@Zuiko85: Thanks for the compliment.
I use 2mil (.002" thick) sheet brass. I make a small, round dimple in the brass using a metal punch with a rounded (i.e. not sharp) tip. The center of the dimple will be much thinner than the rest of the sheet. You don't yet want a hole in the dimple.
Then, with dimple side pointing down, i press while rotating the tip of a thin sewing needle into the center of the dimple, just enough to make an even smaller dimple in the middle of the larger dimple.
Then use a careful, circular sanding motion and very little pressure against a sheet of 400-600 grit emory paper, dimple side down. Just to sand off the smaller dimple and form a narrow hole maybe 1/10 mm wide. Continue to sand, to widen the hole a bit, and make the edges of the hole thinner and sharper.
Then inspect under a loupe and carefully clean up the hole with the very tip of the sewing needle, if needed. You want a very uniformly circular hole with no burrs or other oddities, at the optimal size for your camera's focal length.
To measure the diameter, place the piece of brass behind a millimeter scale, with half the pinhole showing along the edge of the scale. Backlight the pinhole if needed. Then use your loupe and line up the left edge of the pinhole with a millimeter mark and estimate how many diameters will fit into 1 millimeter.
If you're targeting a specific diameter for a specific camera focal length, start with the hole smaller than needed and continue to sand against the emory, clean up the hole with the tip of the needle and inspect/measure until you get the right size.
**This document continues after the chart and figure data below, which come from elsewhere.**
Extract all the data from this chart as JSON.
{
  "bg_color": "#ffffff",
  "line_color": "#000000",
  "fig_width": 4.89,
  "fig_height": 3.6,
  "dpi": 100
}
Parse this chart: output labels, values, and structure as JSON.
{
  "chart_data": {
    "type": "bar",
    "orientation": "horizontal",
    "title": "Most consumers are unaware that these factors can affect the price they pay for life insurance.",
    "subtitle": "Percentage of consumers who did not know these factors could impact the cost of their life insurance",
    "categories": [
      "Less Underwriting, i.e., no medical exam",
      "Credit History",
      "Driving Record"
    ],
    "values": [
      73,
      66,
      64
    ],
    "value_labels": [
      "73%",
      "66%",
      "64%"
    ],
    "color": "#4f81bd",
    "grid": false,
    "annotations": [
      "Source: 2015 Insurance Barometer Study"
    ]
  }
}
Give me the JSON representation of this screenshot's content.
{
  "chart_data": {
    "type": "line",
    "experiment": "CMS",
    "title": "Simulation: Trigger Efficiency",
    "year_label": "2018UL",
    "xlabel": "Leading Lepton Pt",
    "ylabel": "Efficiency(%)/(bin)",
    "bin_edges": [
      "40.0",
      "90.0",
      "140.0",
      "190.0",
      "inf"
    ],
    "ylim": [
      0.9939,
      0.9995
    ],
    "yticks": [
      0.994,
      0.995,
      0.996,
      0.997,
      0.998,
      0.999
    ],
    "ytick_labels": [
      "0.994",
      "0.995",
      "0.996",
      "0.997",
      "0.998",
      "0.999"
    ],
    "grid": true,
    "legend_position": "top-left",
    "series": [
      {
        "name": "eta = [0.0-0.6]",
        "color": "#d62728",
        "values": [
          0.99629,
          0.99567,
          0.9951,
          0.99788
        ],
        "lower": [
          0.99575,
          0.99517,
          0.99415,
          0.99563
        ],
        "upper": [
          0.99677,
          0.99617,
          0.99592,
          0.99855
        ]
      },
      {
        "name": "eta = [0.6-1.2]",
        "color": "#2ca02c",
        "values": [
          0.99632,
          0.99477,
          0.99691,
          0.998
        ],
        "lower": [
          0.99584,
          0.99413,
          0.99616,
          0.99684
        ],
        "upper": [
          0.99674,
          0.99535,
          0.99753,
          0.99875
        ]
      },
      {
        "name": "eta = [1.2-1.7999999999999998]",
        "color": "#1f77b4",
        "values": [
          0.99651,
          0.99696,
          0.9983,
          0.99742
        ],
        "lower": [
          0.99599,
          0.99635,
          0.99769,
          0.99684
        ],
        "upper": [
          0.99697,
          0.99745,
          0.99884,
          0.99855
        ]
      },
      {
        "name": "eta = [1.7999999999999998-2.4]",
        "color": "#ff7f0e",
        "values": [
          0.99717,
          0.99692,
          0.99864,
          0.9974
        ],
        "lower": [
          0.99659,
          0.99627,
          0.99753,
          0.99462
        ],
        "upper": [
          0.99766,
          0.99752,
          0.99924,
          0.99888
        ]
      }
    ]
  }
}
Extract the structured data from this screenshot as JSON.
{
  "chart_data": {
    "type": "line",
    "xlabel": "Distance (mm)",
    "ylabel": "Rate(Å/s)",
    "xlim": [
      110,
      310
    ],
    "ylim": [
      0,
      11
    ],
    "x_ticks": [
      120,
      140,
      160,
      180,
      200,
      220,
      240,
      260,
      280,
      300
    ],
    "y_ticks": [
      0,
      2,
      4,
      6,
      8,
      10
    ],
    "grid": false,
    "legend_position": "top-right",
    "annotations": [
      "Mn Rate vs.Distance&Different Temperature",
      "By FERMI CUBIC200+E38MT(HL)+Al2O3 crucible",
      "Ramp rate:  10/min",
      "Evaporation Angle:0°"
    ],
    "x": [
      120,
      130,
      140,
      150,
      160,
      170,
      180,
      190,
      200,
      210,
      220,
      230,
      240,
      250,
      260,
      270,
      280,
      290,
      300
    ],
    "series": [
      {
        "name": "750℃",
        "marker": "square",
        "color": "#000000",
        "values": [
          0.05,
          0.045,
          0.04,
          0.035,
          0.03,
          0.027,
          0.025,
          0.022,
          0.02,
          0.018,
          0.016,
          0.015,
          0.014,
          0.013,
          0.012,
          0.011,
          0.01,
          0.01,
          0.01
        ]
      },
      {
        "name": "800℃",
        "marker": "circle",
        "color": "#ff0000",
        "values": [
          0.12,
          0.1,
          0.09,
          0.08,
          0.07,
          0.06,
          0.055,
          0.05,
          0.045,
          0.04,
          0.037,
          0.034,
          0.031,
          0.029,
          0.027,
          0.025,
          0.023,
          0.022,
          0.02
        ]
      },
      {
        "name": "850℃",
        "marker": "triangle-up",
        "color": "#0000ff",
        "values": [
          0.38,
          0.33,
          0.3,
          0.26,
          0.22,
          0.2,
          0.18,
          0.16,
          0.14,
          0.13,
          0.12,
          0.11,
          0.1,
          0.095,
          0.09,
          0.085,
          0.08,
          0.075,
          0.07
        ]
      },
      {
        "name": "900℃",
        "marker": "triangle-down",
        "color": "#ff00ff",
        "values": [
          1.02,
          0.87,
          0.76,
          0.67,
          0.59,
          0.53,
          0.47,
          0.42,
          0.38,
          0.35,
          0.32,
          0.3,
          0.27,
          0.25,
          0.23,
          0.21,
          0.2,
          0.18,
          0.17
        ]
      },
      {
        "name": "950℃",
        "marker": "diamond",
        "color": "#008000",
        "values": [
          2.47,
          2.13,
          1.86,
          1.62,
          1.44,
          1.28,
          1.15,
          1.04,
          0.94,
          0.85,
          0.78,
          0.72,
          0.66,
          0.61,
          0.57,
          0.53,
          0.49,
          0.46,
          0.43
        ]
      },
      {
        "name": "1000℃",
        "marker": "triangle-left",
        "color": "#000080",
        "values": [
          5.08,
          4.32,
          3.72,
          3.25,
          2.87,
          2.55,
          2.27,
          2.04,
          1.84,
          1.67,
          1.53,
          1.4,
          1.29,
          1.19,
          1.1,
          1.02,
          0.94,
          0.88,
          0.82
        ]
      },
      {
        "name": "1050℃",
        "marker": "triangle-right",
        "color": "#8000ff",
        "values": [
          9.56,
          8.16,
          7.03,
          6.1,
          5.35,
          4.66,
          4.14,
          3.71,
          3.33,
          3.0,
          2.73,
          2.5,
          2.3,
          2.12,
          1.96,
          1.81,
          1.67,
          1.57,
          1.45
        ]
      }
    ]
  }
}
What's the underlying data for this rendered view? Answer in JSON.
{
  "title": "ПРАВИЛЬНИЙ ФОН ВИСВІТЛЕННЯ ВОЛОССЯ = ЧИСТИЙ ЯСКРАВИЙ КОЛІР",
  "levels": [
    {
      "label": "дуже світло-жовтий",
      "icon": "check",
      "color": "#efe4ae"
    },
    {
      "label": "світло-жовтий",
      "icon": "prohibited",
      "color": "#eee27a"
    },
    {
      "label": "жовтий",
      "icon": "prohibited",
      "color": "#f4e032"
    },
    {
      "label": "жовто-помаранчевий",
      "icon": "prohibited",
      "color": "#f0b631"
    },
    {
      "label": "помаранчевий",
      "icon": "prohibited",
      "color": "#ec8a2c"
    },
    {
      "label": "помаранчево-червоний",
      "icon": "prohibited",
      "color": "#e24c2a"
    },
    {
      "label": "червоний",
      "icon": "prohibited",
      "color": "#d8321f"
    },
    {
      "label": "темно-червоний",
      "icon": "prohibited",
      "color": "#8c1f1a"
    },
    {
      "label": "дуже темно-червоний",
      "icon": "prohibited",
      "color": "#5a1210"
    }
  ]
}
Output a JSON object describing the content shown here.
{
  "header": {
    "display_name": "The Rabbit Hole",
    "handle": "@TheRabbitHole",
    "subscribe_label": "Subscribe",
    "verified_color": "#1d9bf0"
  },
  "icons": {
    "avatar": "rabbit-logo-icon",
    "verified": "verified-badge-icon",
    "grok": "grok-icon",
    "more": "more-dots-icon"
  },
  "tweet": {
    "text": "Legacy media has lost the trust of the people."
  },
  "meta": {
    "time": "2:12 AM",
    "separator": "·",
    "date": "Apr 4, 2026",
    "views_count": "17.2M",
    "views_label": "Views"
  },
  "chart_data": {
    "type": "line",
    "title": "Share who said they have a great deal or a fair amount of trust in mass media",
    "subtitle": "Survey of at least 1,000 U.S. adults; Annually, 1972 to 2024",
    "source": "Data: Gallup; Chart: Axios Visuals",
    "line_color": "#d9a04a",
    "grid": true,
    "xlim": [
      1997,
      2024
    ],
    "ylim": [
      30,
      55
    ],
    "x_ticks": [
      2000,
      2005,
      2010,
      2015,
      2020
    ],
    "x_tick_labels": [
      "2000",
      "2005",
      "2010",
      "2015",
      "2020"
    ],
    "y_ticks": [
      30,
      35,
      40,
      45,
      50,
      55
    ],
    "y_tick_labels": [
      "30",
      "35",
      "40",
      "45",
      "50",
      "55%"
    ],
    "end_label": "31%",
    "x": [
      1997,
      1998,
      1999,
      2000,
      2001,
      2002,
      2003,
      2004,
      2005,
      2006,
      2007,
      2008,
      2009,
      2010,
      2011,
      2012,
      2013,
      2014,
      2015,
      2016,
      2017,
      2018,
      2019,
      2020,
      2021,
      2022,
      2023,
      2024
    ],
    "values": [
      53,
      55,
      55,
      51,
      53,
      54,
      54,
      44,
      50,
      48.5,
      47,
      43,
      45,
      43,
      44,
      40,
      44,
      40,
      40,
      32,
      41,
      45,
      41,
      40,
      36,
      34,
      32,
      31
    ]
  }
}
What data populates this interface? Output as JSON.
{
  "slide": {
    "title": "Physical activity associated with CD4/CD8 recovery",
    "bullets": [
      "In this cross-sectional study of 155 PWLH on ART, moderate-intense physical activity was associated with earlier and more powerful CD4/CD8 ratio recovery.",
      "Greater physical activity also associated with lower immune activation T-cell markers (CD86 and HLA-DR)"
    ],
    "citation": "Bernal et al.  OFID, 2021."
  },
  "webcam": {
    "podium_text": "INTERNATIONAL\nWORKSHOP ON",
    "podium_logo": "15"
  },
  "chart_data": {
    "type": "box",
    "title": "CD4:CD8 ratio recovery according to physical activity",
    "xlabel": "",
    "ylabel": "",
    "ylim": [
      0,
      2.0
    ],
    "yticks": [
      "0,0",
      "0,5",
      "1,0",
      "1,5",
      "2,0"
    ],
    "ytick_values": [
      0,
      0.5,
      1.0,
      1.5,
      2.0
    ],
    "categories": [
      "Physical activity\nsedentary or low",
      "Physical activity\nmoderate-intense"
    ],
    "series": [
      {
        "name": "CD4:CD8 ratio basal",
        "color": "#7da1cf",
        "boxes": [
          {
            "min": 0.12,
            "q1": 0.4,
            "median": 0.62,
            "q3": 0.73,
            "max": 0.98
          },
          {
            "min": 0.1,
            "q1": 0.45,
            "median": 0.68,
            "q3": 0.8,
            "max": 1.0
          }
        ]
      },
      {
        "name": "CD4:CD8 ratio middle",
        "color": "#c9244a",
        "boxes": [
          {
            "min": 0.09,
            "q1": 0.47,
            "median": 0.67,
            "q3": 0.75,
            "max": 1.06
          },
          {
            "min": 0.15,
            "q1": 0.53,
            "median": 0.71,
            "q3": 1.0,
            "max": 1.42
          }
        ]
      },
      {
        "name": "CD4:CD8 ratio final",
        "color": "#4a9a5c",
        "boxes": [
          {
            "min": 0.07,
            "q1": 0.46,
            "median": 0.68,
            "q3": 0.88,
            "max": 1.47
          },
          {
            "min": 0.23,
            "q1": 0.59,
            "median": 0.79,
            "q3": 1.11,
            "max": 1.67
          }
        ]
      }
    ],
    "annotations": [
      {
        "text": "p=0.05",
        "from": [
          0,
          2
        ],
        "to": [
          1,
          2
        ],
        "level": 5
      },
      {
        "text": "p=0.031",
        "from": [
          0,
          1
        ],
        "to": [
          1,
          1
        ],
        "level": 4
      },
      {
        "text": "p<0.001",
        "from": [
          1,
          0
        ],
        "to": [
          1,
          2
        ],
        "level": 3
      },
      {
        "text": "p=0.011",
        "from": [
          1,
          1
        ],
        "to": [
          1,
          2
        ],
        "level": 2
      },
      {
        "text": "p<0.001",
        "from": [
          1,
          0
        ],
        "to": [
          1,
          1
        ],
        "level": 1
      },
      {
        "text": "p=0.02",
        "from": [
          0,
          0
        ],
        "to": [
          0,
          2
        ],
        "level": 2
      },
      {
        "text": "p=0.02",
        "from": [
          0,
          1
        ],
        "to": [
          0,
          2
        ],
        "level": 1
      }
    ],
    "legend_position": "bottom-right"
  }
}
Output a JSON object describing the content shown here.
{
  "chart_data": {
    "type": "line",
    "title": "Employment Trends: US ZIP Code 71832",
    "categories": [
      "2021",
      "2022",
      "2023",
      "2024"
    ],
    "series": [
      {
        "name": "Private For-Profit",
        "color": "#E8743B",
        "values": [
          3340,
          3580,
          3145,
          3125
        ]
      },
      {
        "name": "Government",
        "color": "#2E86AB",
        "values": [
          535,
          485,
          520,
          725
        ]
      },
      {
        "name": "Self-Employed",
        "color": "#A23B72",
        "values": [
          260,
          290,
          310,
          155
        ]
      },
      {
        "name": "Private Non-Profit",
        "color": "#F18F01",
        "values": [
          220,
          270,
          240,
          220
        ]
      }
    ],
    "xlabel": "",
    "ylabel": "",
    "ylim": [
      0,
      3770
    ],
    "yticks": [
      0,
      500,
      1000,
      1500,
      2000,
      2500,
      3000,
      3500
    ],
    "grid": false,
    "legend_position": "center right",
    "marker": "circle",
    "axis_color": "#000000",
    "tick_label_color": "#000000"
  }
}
Also, for sharper images use a larger film/paper format size; the images you mentioned were 4"-by-5" format. But too large of a format results in diminishing returns, since for a larger format the focal length, and optimal f-ratio, will be bigger, requiring extended exposure times, reciprocity failure and potential camera shake-induced blurring. I find 5"-by-7" is a pretty optimal format size.